Seamus Butler was born near Nenagh, County Tipperary in 1980. His father, Tommy Butler, played with Tipperary in the 1970s and collected an All-Star award in 1978. Seamus Butler was educated locally and later attended the Tipperary Institute where he collected a Ryan Cup medal in 2003.

==Playing career==

===Club===

Butler has played his club hurling with his local Drom & Inch club. At underage levels he won a county minor medal and two county under-21 titles. In 2005 Drom & Inch took on Thurles Sarsfields in the senior county final. In spite of losing the game Butler scored 11 points in that game. In 2006 and 2008 Butler won Mid-Tipperary Senior hurling titles with the club.

===Inter-county===

Butler first came to prominence on the inter-county scene as a member of the Tipperary minor hurling team in the late 1990s. He won a Munster medal in this grade as a substitute in 1997, however, there was no further success in the All-Ireland series.

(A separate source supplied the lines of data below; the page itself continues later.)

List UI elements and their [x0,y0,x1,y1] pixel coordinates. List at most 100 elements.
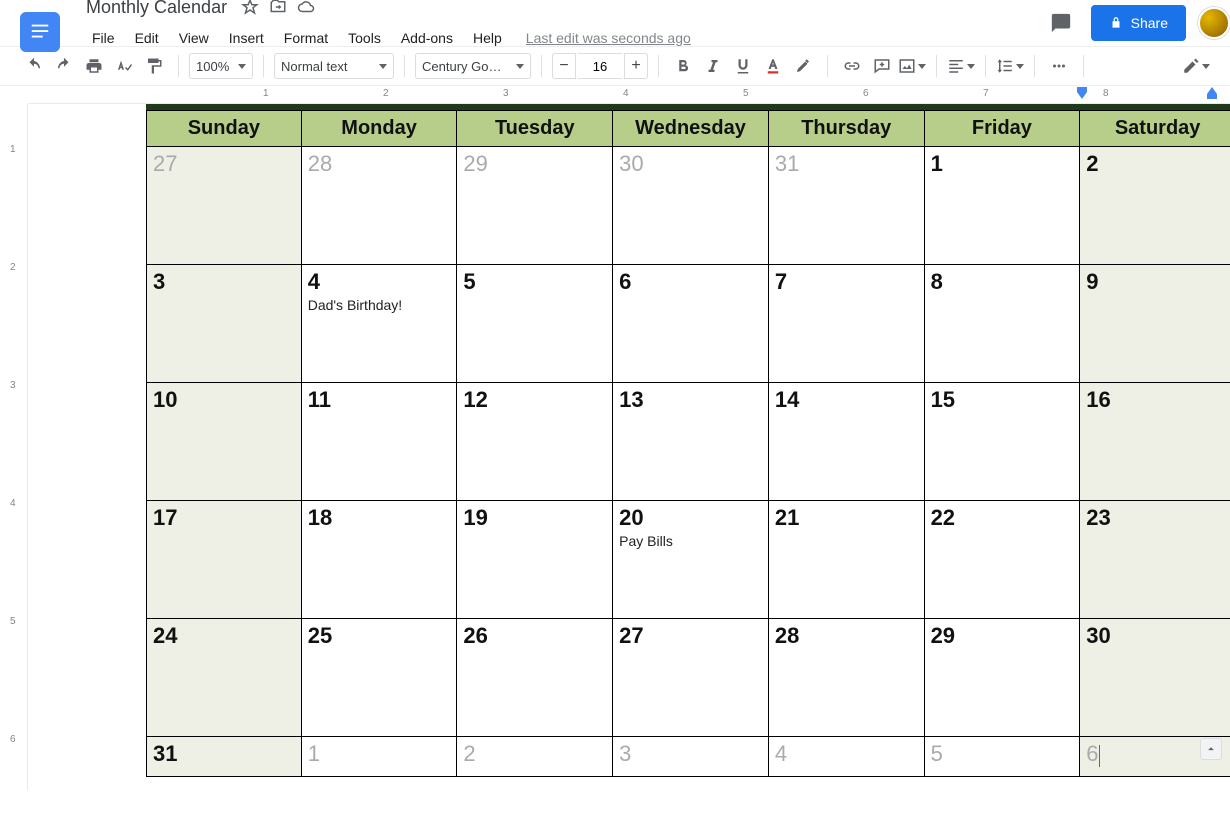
calendar-cell[interactable]: 30 [1080,619,1230,737]
calendar-cell[interactable]: 27 [146,147,302,265]
calendar-cell[interactable]: 25 [302,619,458,737]
more-button[interactable] [1045,52,1073,80]
calendar-cell[interactable]: 8 [925,265,1081,383]
font-size-increase[interactable]: + [624,53,648,79]
highlight-button[interactable] [789,52,817,80]
calendar-cell[interactable]: 15 [925,383,1081,501]
calendar-cell[interactable]: 10 [146,383,302,501]
day-number: 25 [308,623,451,649]
menu-format[interactable]: Format [276,26,336,50]
calendar-cell[interactable]: 28 [769,619,925,737]
calendar-table[interactable]: SundayMondayTuesdayWednesdayThursdayFrid… [146,104,1230,777]
font-select[interactable]: Century Go… [415,53,531,79]
calendar-cell[interactable]: 29 [457,147,613,265]
calendar-cell[interactable]: 17 [146,501,302,619]
calendar-cell[interactable]: 7 [769,265,925,383]
calendar-cell[interactable]: 4 [769,737,925,777]
paragraph-style-select[interactable]: Normal text [274,53,394,79]
cloud-status-icon[interactable] [297,0,315,16]
calendar-cell[interactable]: 2 [1080,147,1230,265]
calendar-cell[interactable]: 29 [925,619,1081,737]
calendar-cell[interactable]: 31 [146,737,302,777]
account-avatar[interactable] [1198,7,1230,39]
calendar-cell[interactable]: 28 [302,147,458,265]
calendar-cell[interactable]: 1 [302,737,458,777]
calendar-cell[interactable]: 1 [925,147,1081,265]
align-button[interactable] [947,52,975,80]
document-canvas[interactable]: SundayMondayTuesdayWednesdayThursdayFrid… [28,104,1230,790]
insert-comment-button[interactable] [868,52,896,80]
star-icon[interactable] [241,0,259,16]
calendar-cell[interactable]: 14 [769,383,925,501]
bold-button[interactable] [669,52,697,80]
italic-button[interactable] [699,52,727,80]
menu-addons[interactable]: Add-ons [393,26,461,50]
calendar-cell[interactable]: 5 [925,737,1081,777]
move-icon[interactable] [269,0,287,16]
day-header[interactable]: Tuesday [457,110,613,147]
chevron-down-icon [1202,64,1210,69]
zoom-select[interactable]: 100% [189,53,253,79]
calendar-cell[interactable]: 4Dad's Birthday! [302,265,458,383]
day-number: 13 [619,387,762,413]
calendar-cell[interactable]: 3 [146,265,302,383]
horizontal-ruler[interactable]: 12345678 [28,86,1230,104]
editing-mode-button[interactable] [1182,52,1210,80]
print-button[interactable] [80,52,108,80]
toolbar: 100% Normal text Century Go… − + [0,46,1230,86]
calendar-cell[interactable]: 19 [457,501,613,619]
paint-format-button[interactable] [140,52,168,80]
calendar-cell[interactable]: 5 [457,265,613,383]
calendar-cell[interactable]: 31 [769,147,925,265]
font-size-input[interactable] [578,53,622,79]
calendar-event[interactable]: Pay Bills [619,533,762,549]
chevron-down-icon [379,64,387,69]
underline-button[interactable] [729,52,757,80]
calendar-cell[interactable]: 12 [457,383,613,501]
day-header[interactable]: Sunday [146,110,302,147]
calendar-cell[interactable]: 21 [769,501,925,619]
insert-link-button[interactable] [838,52,866,80]
docs-logo[interactable] [20,12,60,52]
line-spacing-button[interactable] [996,52,1024,80]
calendar-cell[interactable]: 2 [457,737,613,777]
calendar-cell[interactable]: 16 [1080,383,1230,501]
day-header[interactable]: Monday [302,110,458,147]
calendar-event[interactable]: Dad's Birthday! [308,297,451,313]
menu-edit[interactable]: Edit [127,26,167,50]
calendar-cell[interactable]: 6 [613,265,769,383]
day-header[interactable]: Saturday [1080,110,1230,147]
calendar-cell[interactable]: 11 [302,383,458,501]
calendar-cell[interactable]: 24 [146,619,302,737]
insert-image-button[interactable] [898,52,926,80]
calendar-cell[interactable]: 27 [613,619,769,737]
day-header[interactable]: Friday [925,110,1081,147]
calendar-cell[interactable]: 30 [613,147,769,265]
menu-help[interactable]: Help [465,26,510,50]
menu-file[interactable]: File [84,26,123,50]
day-header[interactable]: Thursday [769,110,925,147]
redo-button[interactable] [50,52,78,80]
text-color-button[interactable] [759,52,787,80]
calendar-cell[interactable]: 22 [925,501,1081,619]
vertical-ruler[interactable]: 123456 [0,104,28,790]
menu-insert[interactable]: Insert [221,26,272,50]
calendar-cell[interactable]: 3 [613,737,769,777]
calendar-cell[interactable]: 18 [302,501,458,619]
last-edit-link[interactable]: Last edit was seconds ago [526,30,691,46]
share-button[interactable]: Share [1091,5,1186,41]
spellcheck-button[interactable] [110,52,138,80]
calendar-cell[interactable]: 26 [457,619,613,737]
document-title[interactable]: Monthly Calendar [80,0,233,20]
menu-view[interactable]: View [171,26,217,50]
calendar-cell[interactable]: 23 [1080,501,1230,619]
day-header[interactable]: Wednesday [613,110,769,147]
comments-button[interactable] [1043,5,1079,41]
calendar-cell[interactable]: 9 [1080,265,1230,383]
undo-button[interactable] [20,52,48,80]
calendar-cell[interactable]: 13 [613,383,769,501]
explore-button[interactable] [1200,738,1222,760]
calendar-cell[interactable]: 20Pay Bills [613,501,769,619]
font-size-decrease[interactable]: − [552,53,576,79]
menu-tools[interactable]: Tools [340,26,389,50]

Four years later in 2001 Butler was captain of the Tipperary under-21 team that lost the Munster final to Limerick. The following year Butler made his senior competitive debut in a National Hurling League game against Cork. It would be 2004, however, before Butler made his senior championship debut against Waterford. In 2008 Butler collected National Hurling League and Munster Senior Hurling Championship medals. Butler was not selected for the Tipperary squad for 2009.